While not a mind-blowing move, it is good to see that the CMGE Technology Group Limited (HKG:302) share price has gained 24% in the last three months. But that doesn't change the fact that the returns over the last three years have been stomach churning. Indeed, the share price is down a whopping 72% in the last three years. So it's about time shareholders saw some gains. The thing to think about is whether the business has really turned around.
On a more encouraging note the company has added HK$300m to its market cap in just the last 7 days, so let's see if we can determine what's driven the three-year loss for shareholders.
See our latest analysis for CMGE Technology Group
Given that CMGE Technology Group didn't make a profit in the last twelve months, we'll focus on revenue growth to form a quick view of its business development. Generally speaking, companies without profits are expected to grow revenue every year, and at a good clip. That's because it's hard to be confident a company will be sustainable if revenue growth is negligible, and it never makes a profit.
In the last three years CMGE Technology Group saw its revenue shrink by 19% per year. That's definitely a weaker result than most pre-profit companies report. The swift share price decline at an annual compound rate of 20%, reflects this weak fundamental performance. Never forget that loss making companies with falling revenue can and do cause losses for everyday investors. It's worth remembering that investors call buying a steeply falling share price 'catching a falling knife' because it is a dangerous pass time.
You can see below how earnings and revenue have changed over time (discover the exact values by clicking on the image).

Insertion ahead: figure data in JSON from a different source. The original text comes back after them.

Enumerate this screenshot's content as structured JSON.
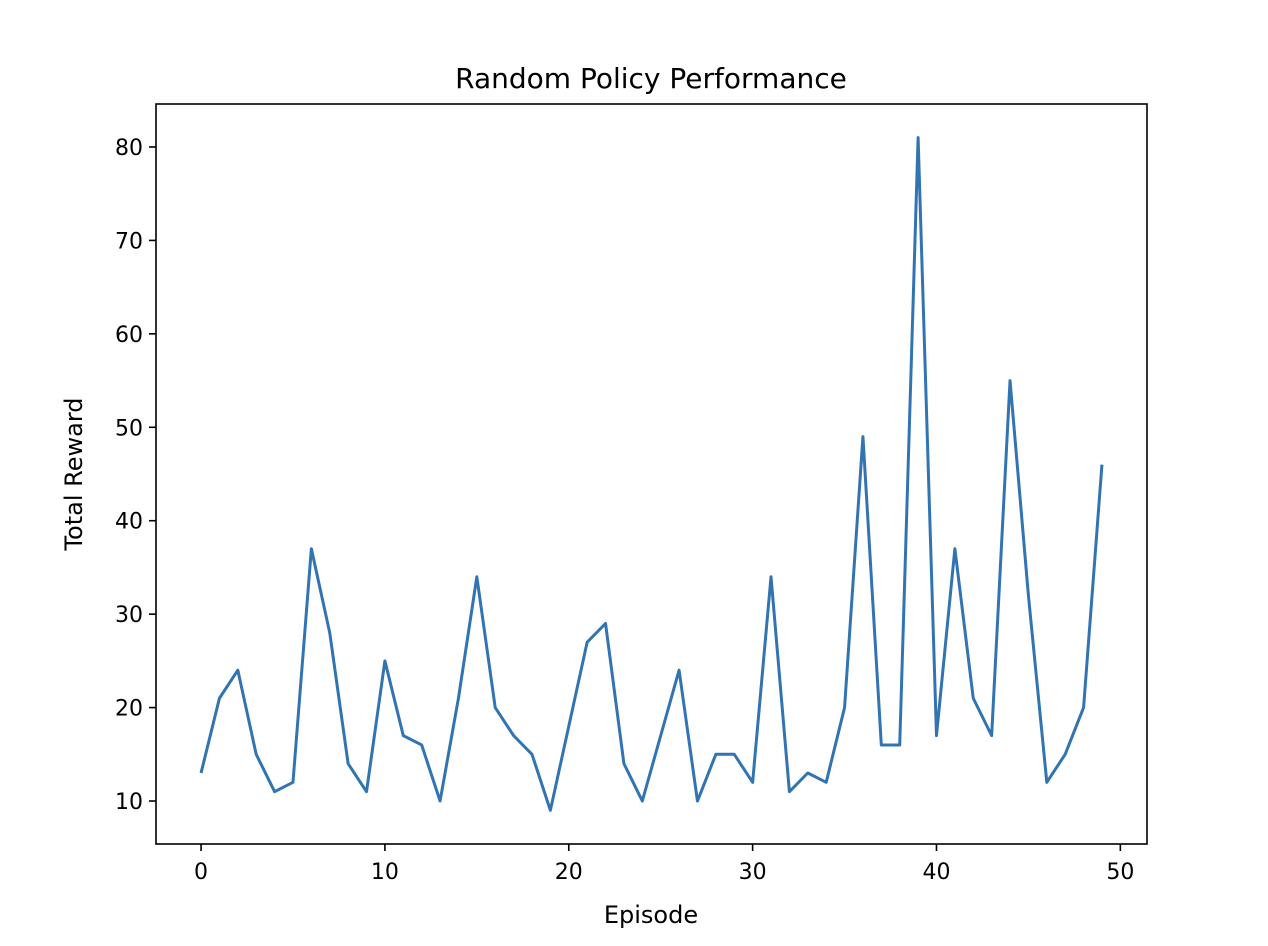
{
  "chart_data": {
    "type": "line",
    "title": "Random Policy Performance",
    "xlabel": "Episode",
    "ylabel": "Total Reward",
    "xlim": [
      -2.45,
      51.45
    ],
    "ylim": [
      5.4,
      84.6
    ],
    "xticks": [
      0,
      10,
      20,
      30,
      40,
      50
    ],
    "yticks": [
      10,
      20,
      30,
      40,
      50,
      60,
      70,
      80
    ],
    "grid": false,
    "legend": "none",
    "series": [
      {
        "color": "#3274b2",
        "x": [
          0,
          1,
          2,
          3,
          4,
          5,
          6,
          7,
          8,
          9,
          10,
          11,
          12,
          13,
          14,
          15,
          16,
          17,
          18,
          19,
          20,
          21,
          22,
          23,
          24,
          25,
          26,
          27,
          28,
          29,
          30,
          31,
          32,
          33,
          34,
          35,
          36,
          37,
          38,
          39,
          40,
          41,
          42,
          43,
          44,
          45,
          46,
          47,
          48,
          49
        ],
        "values": [
          13,
          21,
          24,
          15,
          11,
          12,
          37,
          28,
          14,
          11,
          25,
          17,
          16,
          10,
          21,
          34,
          20,
          17,
          15,
          9,
          18,
          27,
          29,
          14,
          10,
          17,
          24,
          10,
          15,
          15,
          12,
          34,
          11,
          13,
          12,
          20,
          49,
          16,
          16,
          81,
          17,
          37,
          21,
          17,
          55,
          32,
          12,
          15,
          20,
          46
        ]
      }
    ]
  }
}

We consider it positive that insiders have made significant purchases in the last year. Having said that, most people consider earnings and revenue growth trends to be a more meaningful guide to the business. If you are thinking of buying or selling CMGE Technology Group stock, you should check out this free report showing analyst profit forecasts.
Investors in CMGE Technology Group had a tough year, with a total loss of 41%, against a market gain of about 18%. Even the share prices of good stocks drop sometimes, but we want to see improvements in the fundamental metrics of a business, before getting too interested. Unfortunately, last year's performance may indicate unresolved challenges, given that it was worse than the annualised loss of 11% over the last half decade. Generally speaking long term share price weakness can be a bad sign, though contrarian investors might want to research the stock in hope of a turnaround. I find it very interesting to look at share price over the long term as a proxy for business performance. But to truly gain insight, we need to consider other information, too. For example, we've discovered 1 warning sign for CMGE Technology Group that you should be aware of before investing here.
There are plenty of other companies that have insiders buying up shares. You probably do not want to miss this free list of undervalued small cap companies that insiders are buying.
Please note, the market returns quoted in this article reflect the market weighted average returns of stocks that currently trade on Hong Kong exchanges.